Sonoma County officials acknowledge pressure on homeless plan amid Newsom money freeze

Before disbursing the next batch of state money, the Newsom administration wants more details on how the county and local cities plan to reduce homelessness and add housing.|

Two top Sonoma County officials in charge of reducing homelessness say they are taking Gov. Gavin Newsom’s temporary halt on state funding for local governments seriously, but they aren’t worried about making the requested changes.

No deadline has been set for responding to the revisions sought from all 58 counties by the Newsom administration — specifically, the Interagency Council on Homelessness, the state’s funding arm, according to Michael Gause, Sonoma County’s ending homelessness program manager.

The funding suspension affected a joint request from the county and local cities for $8.5 million, a tiny fraction of the unprecedented sum of state, federal and local dollars that have been allocated and spent countywide on homeless services and related housing in the past two years.

“We just want to do it as fast as possible,” Gause said. “We don’t anticipate it being a huge lift. We want to make sure we’re on track for the housing goals we set and provide evidence. It’s just a matter of expanding some more data points.”

Neither he nor David Kiff, director of the county’s Community Development Commission, who spoke to The Press Democrat via Zoom Thursday, said they considered Newsom’s move a serious setback for the local efforts to address rising homelessness.

“I was surprised but not shocked,” Kiff said. “I think the governor has been speaking more about the importance of addressing homelessness and we’ve been hearing around the county that we need to address it faster.”

Chronic homelessness, where a person has been continually homeless for a year or more or has experienced homelessness on several occasions within the past three years, spiked in Sonoma County over the past two years despite the surge in government spending, according to a February point-in-time count.

The Feb. 25 count documented a 5% increase in Sonoma County’s overall homeless population, to an estimated 2,893 homeless residents, the first reported increase since the 2017 North Bay fires.

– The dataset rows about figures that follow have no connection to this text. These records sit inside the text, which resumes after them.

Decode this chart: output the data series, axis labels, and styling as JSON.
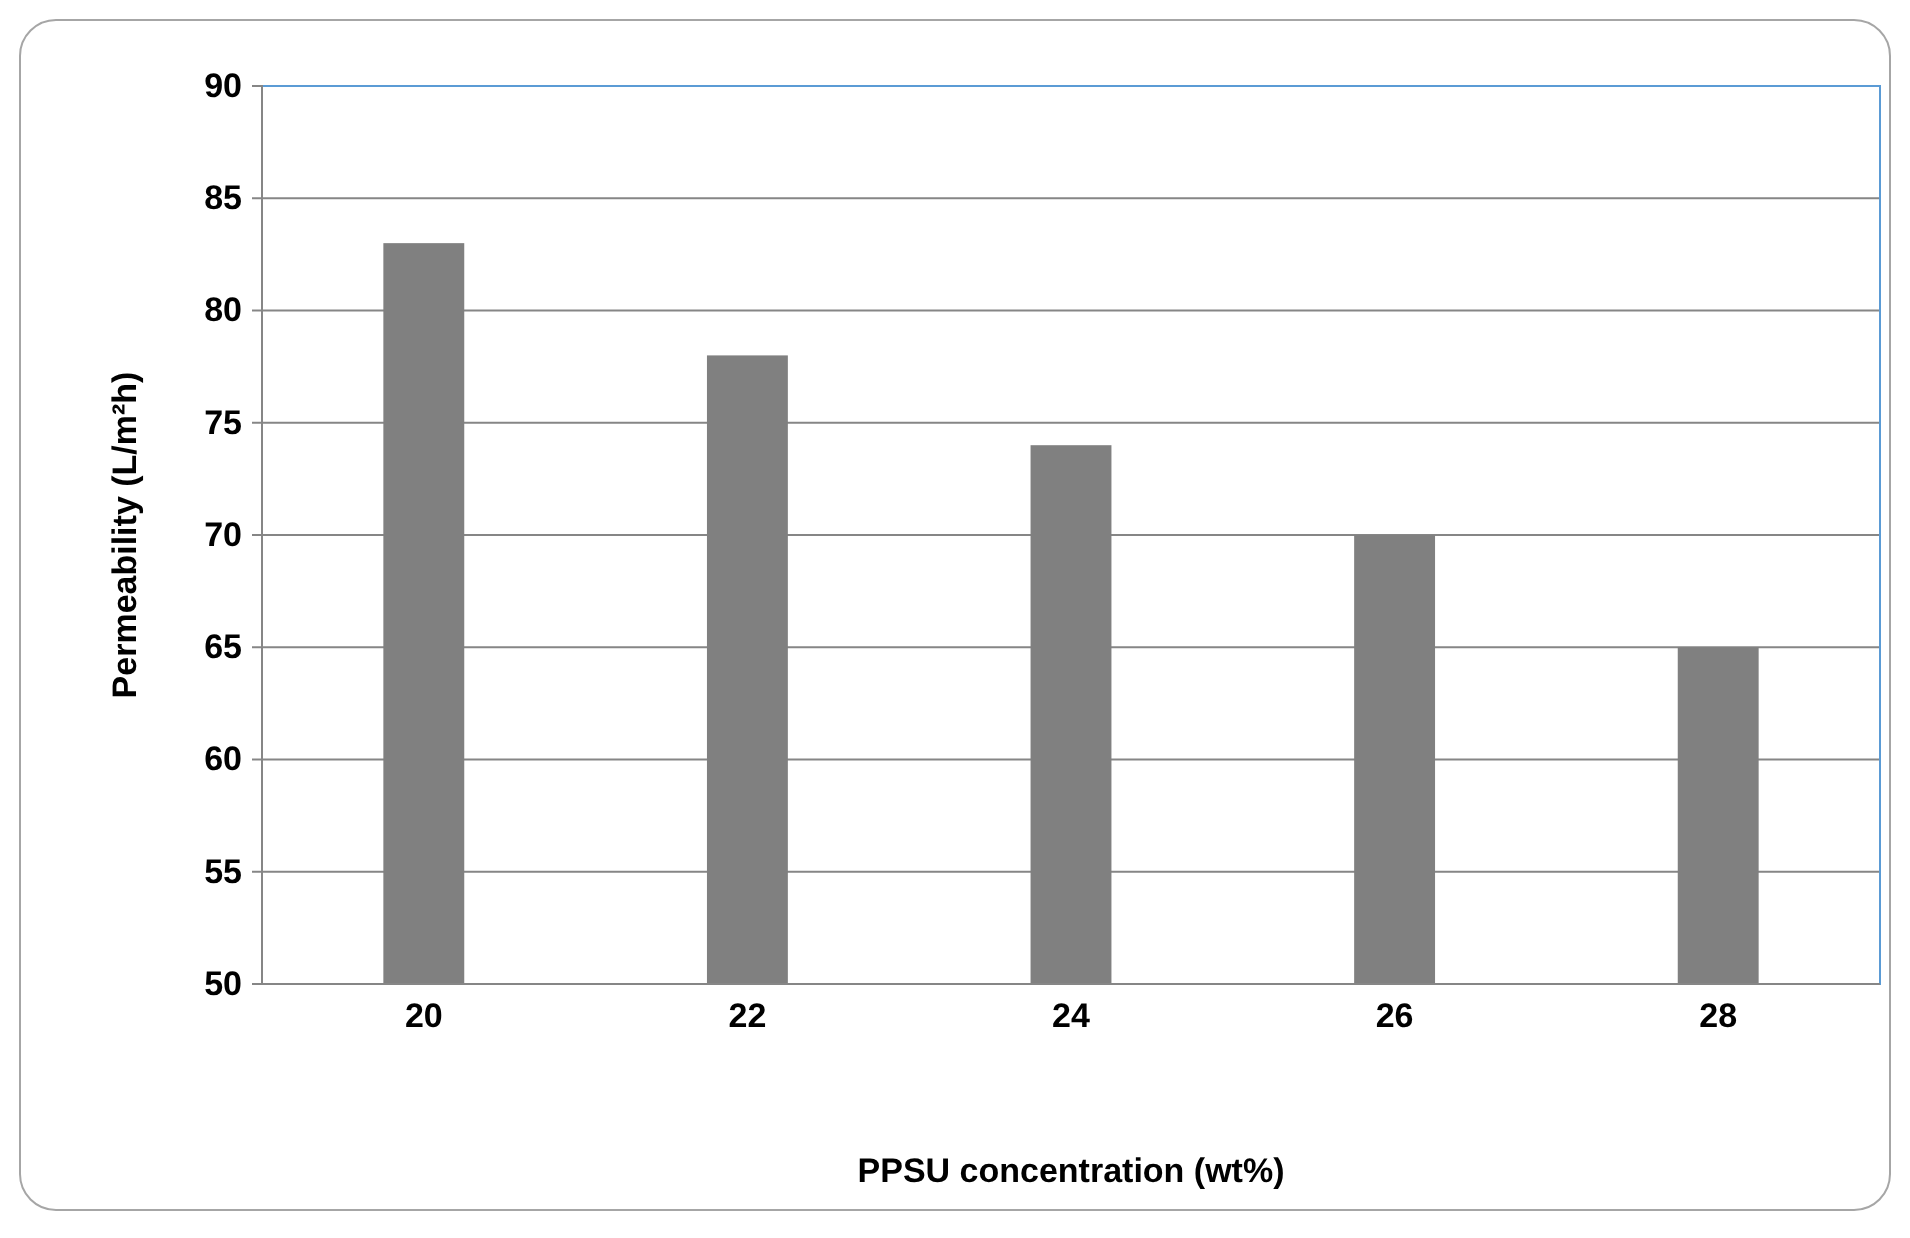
{
  "chart_data": {
    "type": "bar",
    "xlabel": "PPSU concentration (wt%)",
    "ylabel": "Permeability (L/m²h)",
    "categories": [
      "20",
      "22",
      "24",
      "26",
      "28"
    ],
    "values": [
      83,
      78,
      74,
      70,
      65
    ],
    "color": "#808080",
    "ylim": [
      50,
      90
    ],
    "yticks": [
      50,
      55,
      60,
      65,
      70,
      75,
      80,
      85,
      90
    ],
    "grid": "y"
  }
}
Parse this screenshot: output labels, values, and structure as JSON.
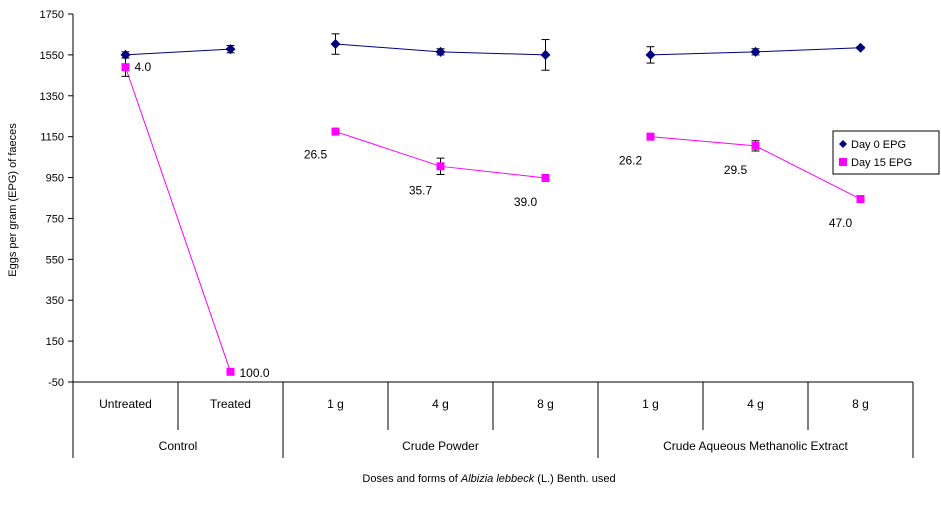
{
  "chart_data": {
    "type": "line",
    "xlabel_parts": [
      "Doses and forms of ",
      "Albizia lebbeck",
      " (L.) Benth.  used"
    ],
    "ylabel": "Eggs per gram (EPG) of faeces",
    "ylim": [
      -50,
      1750
    ],
    "yticks": [
      -50,
      150,
      350,
      550,
      750,
      950,
      1150,
      1350,
      1550,
      1750
    ],
    "groups": [
      {
        "label": "Control",
        "categories": [
          "Untreated",
          "Treated"
        ]
      },
      {
        "label": "Crude Powder",
        "categories": [
          "1 g",
          "4 g",
          "8 g"
        ]
      },
      {
        "label": "Crude Aqueous Methanolic Extract",
        "categories": [
          "1 g",
          "4 g",
          "8 g"
        ]
      }
    ],
    "series": [
      {
        "name": "Day 0 EPG",
        "color": "#000080",
        "marker": "diamond",
        "segments": [
          [
            0,
            1
          ],
          [
            2,
            3,
            4
          ],
          [
            5,
            6,
            7
          ]
        ],
        "values": [
          1550,
          1578,
          1603,
          1565,
          1550,
          1550,
          1565,
          1585
        ],
        "errors": [
          15,
          18,
          50,
          15,
          75,
          40,
          15,
          5
        ]
      },
      {
        "name": "Day 15 EPG",
        "color": "#FF00FF",
        "marker": "square",
        "segments": [
          [
            0,
            1
          ],
          [
            2,
            3,
            4
          ],
          [
            5,
            6,
            7
          ]
        ],
        "values": [
          1490,
          0,
          1175,
          1005,
          948,
          1150,
          1105,
          845
        ],
        "errors": [
          45,
          0,
          8,
          40,
          8,
          5,
          25,
          5
        ],
        "data_labels": [
          "4.0",
          "100.0",
          "26.5",
          "35.7",
          "39.0",
          "26.2",
          "29.5",
          "47.0"
        ]
      }
    ],
    "legend": {
      "position": "right"
    }
  }
}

The state homelessness council sought two main revisions to the county’s latest plan to reduce its unsheltered population:

  • More details on how that reduction would be accomplished
  • More details on how the county is going to increase the number of people placed in permanent housing

Gause said he knew of other counties that received the same two requests. He wasn’t aware of any different or additional requests for more information on concrete steps local governments are using to get people off the streets and out of emergency shelters.

The Community Development Commission, the county’s chief housing and homelessness agency, has already received 20% of the $8.5 million it requested jointly with local cities through the region’s Continuum of Care agency to support countywide homelessness response.

“If we didn’t have the 20%, we would be very concerned,” Kiff said. “And we will be very concerned if it isn’t addressed fairly punctually. If it stretches into months, that’s a problem.”

Newsom, along with local officials, has faced stiff criticism for California’s mounting struggles with homelessness — a point his political rivals are all too happy to score in this election cycle and possibly future ones.

But as with greater housing production from often reluctant cities and counties, his administration is seeking a clearer pattern of results on homelessness from local governments.

In a first this year, the state made homeless action plans a requirement for local governments seeking state funding.

Newsom said this week that many of those plans fell far short. He ridiculed one joint application that pledged to not allow homelessness in its area to grow by more than 71%.

“I thought it was a typo,” he told the Los Angeles Times. “But it wasn’t.”

Sonoma County’s plan calls for reducing the number of people who are unsheltered by 10% within a year. It also seeks to reduce the number of people who have just become homeless for the first time by 3% and increase those moving into housing by 10%, Gause said.

How are the county and local cities poised to do that?

“The solution to homelessness is, of course, more housing,” Kiff said. “That sounds trite, but it’s true.”

A big need is more sites to build interim housing — non-congregate space “where you can have an animal, you can lock your stuff up,” like Los Guilicos Village near Oakmont in eastern Santa Rosa, Kiff said. The county needs 200 more of such spaces to get people out of shelters.

To meet this goal, the county has already shifted its system geared to getting unsheltered people off the streets from emergency shelters to “more of a housing focus,” Gause said.

There is also a need for 1,000 more permanent housing units, such as apartments or tiny homes where there is a kitchen and a stove, according to the county’s homeless plan.

The county has already been chipping away at those figures with the recent construction of state-funded sites including the newly opened Labath Landing, a 60-unit project in Rohnert Park, Gause and Kiff said. And a lot more is being built or on track to be built, they said.

“This is the first time funding has been paused like this,” Gause said. “So we take this very seriously.”